EnvPool-style Asynchronous Environment Pooling

Planning, Dynamics & Decision Systems DS practice problem on Onlearn.

Difficulty: medium.

Topics: EnvPool-style Asynchronous Environment Pooling, Zero-copy Data Transfer, CPU Affinity Binding, Global Interpreter Lock Bypass, Ring Buffer Synchronization, Context Switching Overhead, Reinforcement Learning, Parallel Computing, Control Theory, Systems Engineering, Software Architecture, Vectorized Environments, Asynchronous Multiprocessing, Shared Memory Management, Task Scheduling, Inter-Process Communication.

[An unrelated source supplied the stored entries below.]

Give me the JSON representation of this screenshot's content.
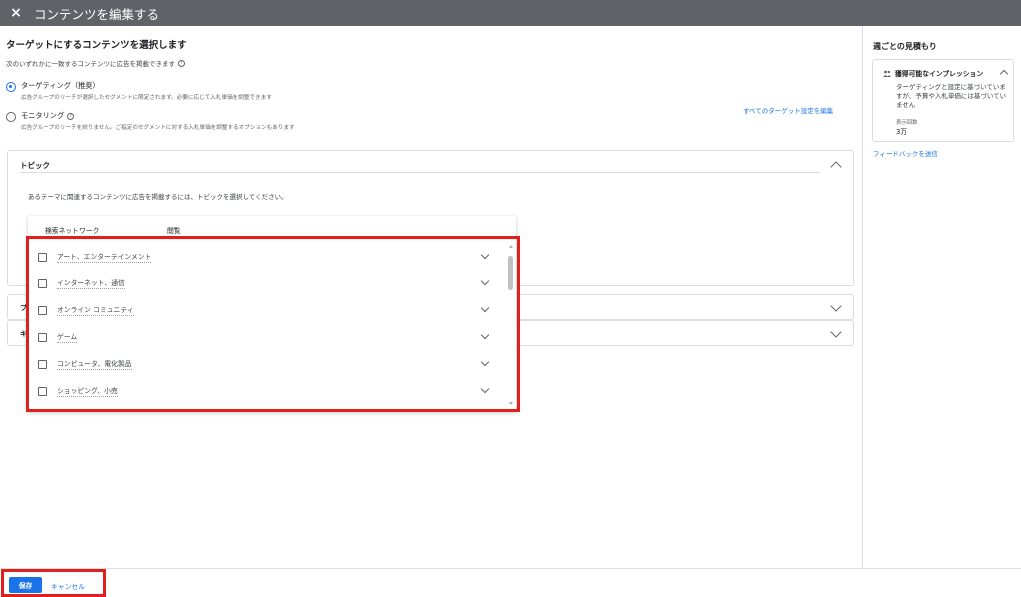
{
  "header": {
    "close_icon": "×",
    "title": "コンテンツを編集する"
  },
  "content": {
    "heading": "ターゲットにするコンテンツを選択します",
    "subheading": "次のいずれかに一致するコンテンツに広告を掲載できます",
    "options": [
      {
        "title": "ターゲティング（推奨）",
        "desc": "広告グループのリーチが選択したセグメントに限定されます。必要に応じて入札単価を調整できます",
        "selected": true
      },
      {
        "title": "モニタリング",
        "desc": "広告グループのリーチを絞りません。ご指定のセグメントに対する入札単価を調整するオプションもあります",
        "selected": false
      }
    ],
    "edit_all_link": "すべてのターゲット設定を編集",
    "topic": {
      "title": "トピック",
      "desc": "あるテーマに関連するコンテンツに広告を掲載するには、トピックを選択してください。",
      "tabs": [
        "検索ネットワーク",
        "閲覧"
      ],
      "active_tab": "閲覧",
      "items": [
        "アート、エンターテインメント",
        "インターネット、通信",
        "オンライン コミュニティ",
        "ゲーム",
        "コンピュータ、電化製品",
        "ショッピング、小売"
      ]
    },
    "collapsed_rows": [
      "プ",
      "キ"
    ]
  },
  "footer": {
    "save": "保存",
    "cancel": "キャンセル"
  },
  "right_panel": {
    "title": "週ごとの見積もり",
    "estimate": {
      "heading": "獲得可能なインプレッション",
      "text": "ターゲティングと設定に基づいていますが、予算や入札単価には基づいていません",
      "label": "表示回数",
      "value": "3万"
    },
    "feedback_link": "フィードバックを送信"
  },
  "colors": {
    "accent": "#1a73e8",
    "highlight": "#e0201c",
    "topbar": "#5f6368"
  }
}
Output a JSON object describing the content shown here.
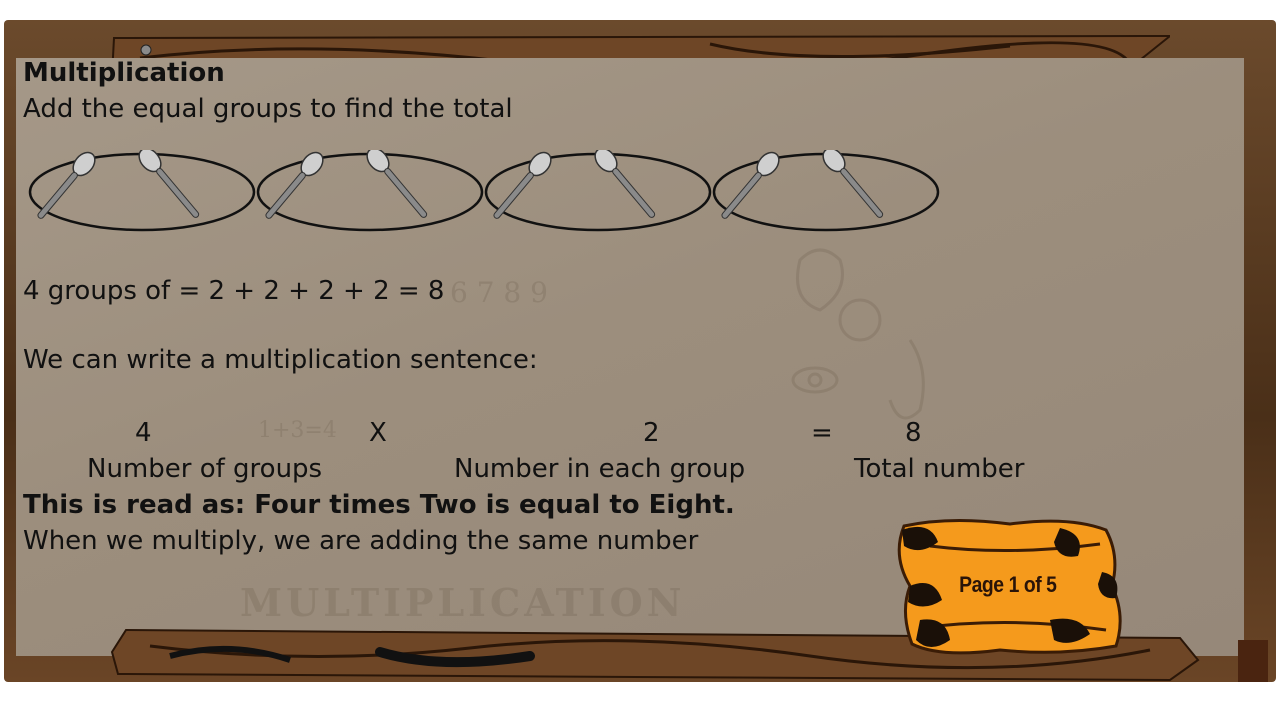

Implement an asynchronous environment pool simulator for reinforcement learning that manages multiple environments with heterogeneous step durations. In traditional vectorized environments, all environments are stepped synchronously, meaning the system must wait for the slowest environment each round. An asynchronous pool instead dispatches actions to ready environments immediately, collects results as they complete, and keeps all environments as busy as possible to maximize throughput. Your function simulates an async environment pool over a fixed number of discrete time ticks. Each environment has a fixed step duration (in ticks) and returns a fixed reward upon completing a step. Inputs: num envs: int, number of environments in the pool step durations: list of int, how many ticks each environment takes to complete one step (length num envs) rewards per step: list of float, the reward returned by each environment upon completing a step (length num envs) total ticks: int, total number of simulation ticks to run batch size: int, maximum number of environments that can be dispatched (sent new actions) per tick At the start, all environments are in a ready state. Each tick proceeds in three phases: 1. Advance all busy environments by one tick. Any environment whose remaining time reaches zero completes its step, yielding its reward, and becomes ready. 2. Among all currently ready environments, dispatch new actions to up to batch size of them (selecting by ascending environment index). Dispatched environments become busy with their full step duration as remaining time. 3. Record the number of currently busy environments. Return a tuple of four values: total steps: int, total number of environment steps completed total reward: float, sum of all rewards collected, rounded to 4 decimal places avg envs active: float, mean number of busy environments across all ticks, rounded to 4 decimal places throughput: float, total steps divided by total ticks, rounded to 4 decimal places If total ticks is 0, return (0, 0.0, 0.0, 0.0).